L’inflation dynamise les revalorisations collectives des salaires
- Les mesures d’augmentation générale des salaires continuent de s’imposer dans un contexte inflationniste marqué. En effet, 86 % des accords NAO signés prévoient une augmentation générale des salaires, un chiffre en progression constante.
- Entre septembre 2021 et février 2022, cette proportion s’élevait à 82 %, avant d’atteindre 90 % entre mars et août 2023, illustrant une volonté croissante de préserver le pouvoir d’achat des salariés face à l’inflation.
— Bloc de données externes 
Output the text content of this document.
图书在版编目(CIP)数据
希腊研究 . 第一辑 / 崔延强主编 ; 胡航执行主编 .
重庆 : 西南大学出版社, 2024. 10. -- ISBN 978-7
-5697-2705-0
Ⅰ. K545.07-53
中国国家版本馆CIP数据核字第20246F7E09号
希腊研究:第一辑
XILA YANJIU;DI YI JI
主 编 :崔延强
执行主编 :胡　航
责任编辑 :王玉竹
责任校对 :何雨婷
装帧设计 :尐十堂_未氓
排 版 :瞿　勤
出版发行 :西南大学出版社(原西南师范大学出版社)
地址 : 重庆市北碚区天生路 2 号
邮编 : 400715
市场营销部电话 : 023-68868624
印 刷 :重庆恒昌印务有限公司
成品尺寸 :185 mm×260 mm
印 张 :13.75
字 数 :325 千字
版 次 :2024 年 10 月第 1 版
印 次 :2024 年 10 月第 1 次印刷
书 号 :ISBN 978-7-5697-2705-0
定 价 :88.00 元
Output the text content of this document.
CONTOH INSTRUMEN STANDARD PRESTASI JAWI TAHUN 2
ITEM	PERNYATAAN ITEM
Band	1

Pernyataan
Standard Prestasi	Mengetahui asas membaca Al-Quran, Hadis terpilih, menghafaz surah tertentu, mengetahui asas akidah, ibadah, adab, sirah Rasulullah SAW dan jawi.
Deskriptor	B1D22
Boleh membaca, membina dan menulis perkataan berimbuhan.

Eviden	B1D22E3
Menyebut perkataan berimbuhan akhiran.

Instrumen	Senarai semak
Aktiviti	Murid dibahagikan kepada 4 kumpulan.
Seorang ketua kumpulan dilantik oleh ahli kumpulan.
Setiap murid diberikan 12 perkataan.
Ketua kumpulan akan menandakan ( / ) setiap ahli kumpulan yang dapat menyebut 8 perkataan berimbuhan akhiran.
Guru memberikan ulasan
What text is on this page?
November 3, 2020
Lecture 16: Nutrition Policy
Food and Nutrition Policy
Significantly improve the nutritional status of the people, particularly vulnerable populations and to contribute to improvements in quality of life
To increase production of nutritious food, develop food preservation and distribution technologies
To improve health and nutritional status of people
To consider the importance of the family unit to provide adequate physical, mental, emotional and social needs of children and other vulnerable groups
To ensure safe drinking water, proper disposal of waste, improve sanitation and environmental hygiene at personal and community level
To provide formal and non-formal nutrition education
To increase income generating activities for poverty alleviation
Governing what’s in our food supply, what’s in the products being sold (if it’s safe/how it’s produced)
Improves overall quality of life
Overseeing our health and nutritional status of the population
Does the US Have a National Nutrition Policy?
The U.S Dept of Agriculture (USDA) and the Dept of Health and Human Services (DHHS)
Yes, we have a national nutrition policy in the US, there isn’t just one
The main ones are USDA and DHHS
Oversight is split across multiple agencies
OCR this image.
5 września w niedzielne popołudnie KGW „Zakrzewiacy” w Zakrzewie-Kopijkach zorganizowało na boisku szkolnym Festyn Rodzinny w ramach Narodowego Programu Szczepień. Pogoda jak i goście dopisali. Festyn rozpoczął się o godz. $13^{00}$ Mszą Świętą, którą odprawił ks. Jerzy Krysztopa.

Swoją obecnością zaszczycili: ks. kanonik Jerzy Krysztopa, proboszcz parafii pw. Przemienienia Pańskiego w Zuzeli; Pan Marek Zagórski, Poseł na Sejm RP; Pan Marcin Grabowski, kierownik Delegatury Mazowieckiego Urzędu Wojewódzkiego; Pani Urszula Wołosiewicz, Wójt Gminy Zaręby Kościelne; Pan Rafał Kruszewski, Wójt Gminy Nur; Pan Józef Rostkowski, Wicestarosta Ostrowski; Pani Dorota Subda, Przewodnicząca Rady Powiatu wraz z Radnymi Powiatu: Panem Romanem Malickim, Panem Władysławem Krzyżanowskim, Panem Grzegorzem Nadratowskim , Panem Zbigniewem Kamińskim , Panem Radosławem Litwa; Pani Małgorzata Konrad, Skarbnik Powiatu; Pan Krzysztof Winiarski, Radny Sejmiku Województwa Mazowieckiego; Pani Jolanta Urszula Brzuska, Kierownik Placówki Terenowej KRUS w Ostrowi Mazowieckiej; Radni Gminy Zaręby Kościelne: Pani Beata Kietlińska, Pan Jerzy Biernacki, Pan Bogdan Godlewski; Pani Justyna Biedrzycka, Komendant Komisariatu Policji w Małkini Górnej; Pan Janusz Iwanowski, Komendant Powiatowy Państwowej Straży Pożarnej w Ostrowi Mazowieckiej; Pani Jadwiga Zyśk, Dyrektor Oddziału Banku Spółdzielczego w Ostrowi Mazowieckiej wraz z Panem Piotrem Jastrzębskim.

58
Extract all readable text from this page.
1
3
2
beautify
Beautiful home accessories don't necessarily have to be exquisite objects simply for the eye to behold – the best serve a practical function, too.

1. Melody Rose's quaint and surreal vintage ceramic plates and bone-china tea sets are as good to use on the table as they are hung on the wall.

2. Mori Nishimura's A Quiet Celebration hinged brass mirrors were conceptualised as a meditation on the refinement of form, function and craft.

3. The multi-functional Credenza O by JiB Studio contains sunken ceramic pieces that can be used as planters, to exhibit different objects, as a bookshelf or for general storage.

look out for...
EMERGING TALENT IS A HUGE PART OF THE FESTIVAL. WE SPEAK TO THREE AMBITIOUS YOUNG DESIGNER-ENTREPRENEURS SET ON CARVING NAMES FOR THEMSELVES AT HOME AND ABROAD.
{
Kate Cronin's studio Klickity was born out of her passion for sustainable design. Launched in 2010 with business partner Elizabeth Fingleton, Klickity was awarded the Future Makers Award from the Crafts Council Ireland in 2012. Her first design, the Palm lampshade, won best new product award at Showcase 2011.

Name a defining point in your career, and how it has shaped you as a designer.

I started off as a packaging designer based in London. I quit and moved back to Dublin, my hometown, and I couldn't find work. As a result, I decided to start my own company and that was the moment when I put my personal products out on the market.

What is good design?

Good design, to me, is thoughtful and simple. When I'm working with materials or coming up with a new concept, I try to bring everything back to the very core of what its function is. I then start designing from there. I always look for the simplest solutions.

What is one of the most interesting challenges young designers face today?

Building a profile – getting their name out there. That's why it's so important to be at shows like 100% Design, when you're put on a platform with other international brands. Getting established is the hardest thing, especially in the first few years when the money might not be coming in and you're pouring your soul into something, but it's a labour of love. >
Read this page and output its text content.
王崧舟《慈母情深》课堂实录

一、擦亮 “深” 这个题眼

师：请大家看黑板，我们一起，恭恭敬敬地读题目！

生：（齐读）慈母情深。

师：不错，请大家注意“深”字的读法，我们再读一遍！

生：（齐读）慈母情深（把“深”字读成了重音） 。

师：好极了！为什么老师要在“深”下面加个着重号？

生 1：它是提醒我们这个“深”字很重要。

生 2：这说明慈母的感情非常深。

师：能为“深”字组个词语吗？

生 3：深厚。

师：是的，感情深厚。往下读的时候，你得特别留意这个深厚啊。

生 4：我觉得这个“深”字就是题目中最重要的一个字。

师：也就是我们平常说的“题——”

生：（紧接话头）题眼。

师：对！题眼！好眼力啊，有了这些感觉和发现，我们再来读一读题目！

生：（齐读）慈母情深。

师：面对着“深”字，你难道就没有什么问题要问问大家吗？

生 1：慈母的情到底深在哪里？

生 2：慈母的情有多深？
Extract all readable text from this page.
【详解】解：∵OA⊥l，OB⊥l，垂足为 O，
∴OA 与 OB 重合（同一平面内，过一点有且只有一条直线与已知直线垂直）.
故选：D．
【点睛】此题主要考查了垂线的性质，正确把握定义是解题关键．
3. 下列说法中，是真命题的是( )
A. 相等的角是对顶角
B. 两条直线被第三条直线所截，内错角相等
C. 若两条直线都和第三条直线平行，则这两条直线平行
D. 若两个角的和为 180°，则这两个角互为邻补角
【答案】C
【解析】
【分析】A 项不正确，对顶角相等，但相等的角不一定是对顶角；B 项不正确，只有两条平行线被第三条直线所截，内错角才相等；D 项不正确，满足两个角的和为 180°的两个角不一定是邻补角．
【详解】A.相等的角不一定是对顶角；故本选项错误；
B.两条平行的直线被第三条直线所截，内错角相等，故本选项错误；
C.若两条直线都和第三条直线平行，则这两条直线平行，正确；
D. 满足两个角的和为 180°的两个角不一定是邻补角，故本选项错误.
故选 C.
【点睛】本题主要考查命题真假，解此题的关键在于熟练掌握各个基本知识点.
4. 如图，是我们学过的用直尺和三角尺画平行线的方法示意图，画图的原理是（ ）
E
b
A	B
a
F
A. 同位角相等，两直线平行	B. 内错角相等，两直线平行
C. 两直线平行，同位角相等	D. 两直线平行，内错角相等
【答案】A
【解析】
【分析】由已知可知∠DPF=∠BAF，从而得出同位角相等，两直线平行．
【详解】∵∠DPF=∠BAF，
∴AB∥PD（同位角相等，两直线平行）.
- Parallèlement, l’individualisation des augmentations gagne en importance, notamment dans les grandes entreprises. Entre 2021 et 2023, 50 % des accords signés mentionnaient des augmentations individuelles. Dans les entreprises de plus de 1 000 salariés, 61 % des accords intégraient ces augmentations, contre 48 % dans les PME. Certains secteurs se démarquent par une utilisation accrue des augmentations individuelles. Ainsi, 71 % des accords dans la construction intègrent ces mesures, tandis que plus de 60 % des entreprises des secteurs de l’industrie et de l’information et communication adoptent ce type de dispositifs.
- En revanche, le recours aux augmentations individuelles reste limité dans les secteurs de la santé et du transport, où seulement 20 % des accords en font mention. Cette individualisation s’accompagne d’une plus grande diversité de dispositifs dans les grandes entreprises, qui adoptent des mécanismes variés pour s’adapter aux différentes catégories de salarié·es (primes sur objectifs individuels et/ou collectifs, intéressement, participation…).
La PPV reste un outil peu mobilisé dans la NAO
- La prime partage de la valeur (PPV) a été intégrée de manière limitée dans les accords NAO. Entre septembre 2021 et août 2023, seules 5 % des entreprises ont inclus ce dispositif dans leurs accords, avec un montant moyen de 728 €.
- Parmi ces accords, 44 % prévoient une PPV inférieure ou égale à 500 €, tandis que 23 % des entreprises ont octroyé une prime supérieure à 1 000 €. Bien que l’adoption initiale ait été modeste, la popularité du dispositif a progressé au fil du temps. Le point culminant a été atteint entre juillet et septembre 2022, période où 9 % des accords signés incluaient la PPV, en réponse à la flambée de l’inflation.
- En parallèle, le montant moyen versé a augmenté, atteignant 1 041 € lors du dernier semestre étudié. L’évolution des conditions d’exonération de cotisations et la fin des avantages fiscaux selon la taille de l’entreprise et le niveau de salaire à partir de 2024 pourraient rendre le dispositif moins attractif ou favoriser le placement de ces primes sur des PEE ou des PER.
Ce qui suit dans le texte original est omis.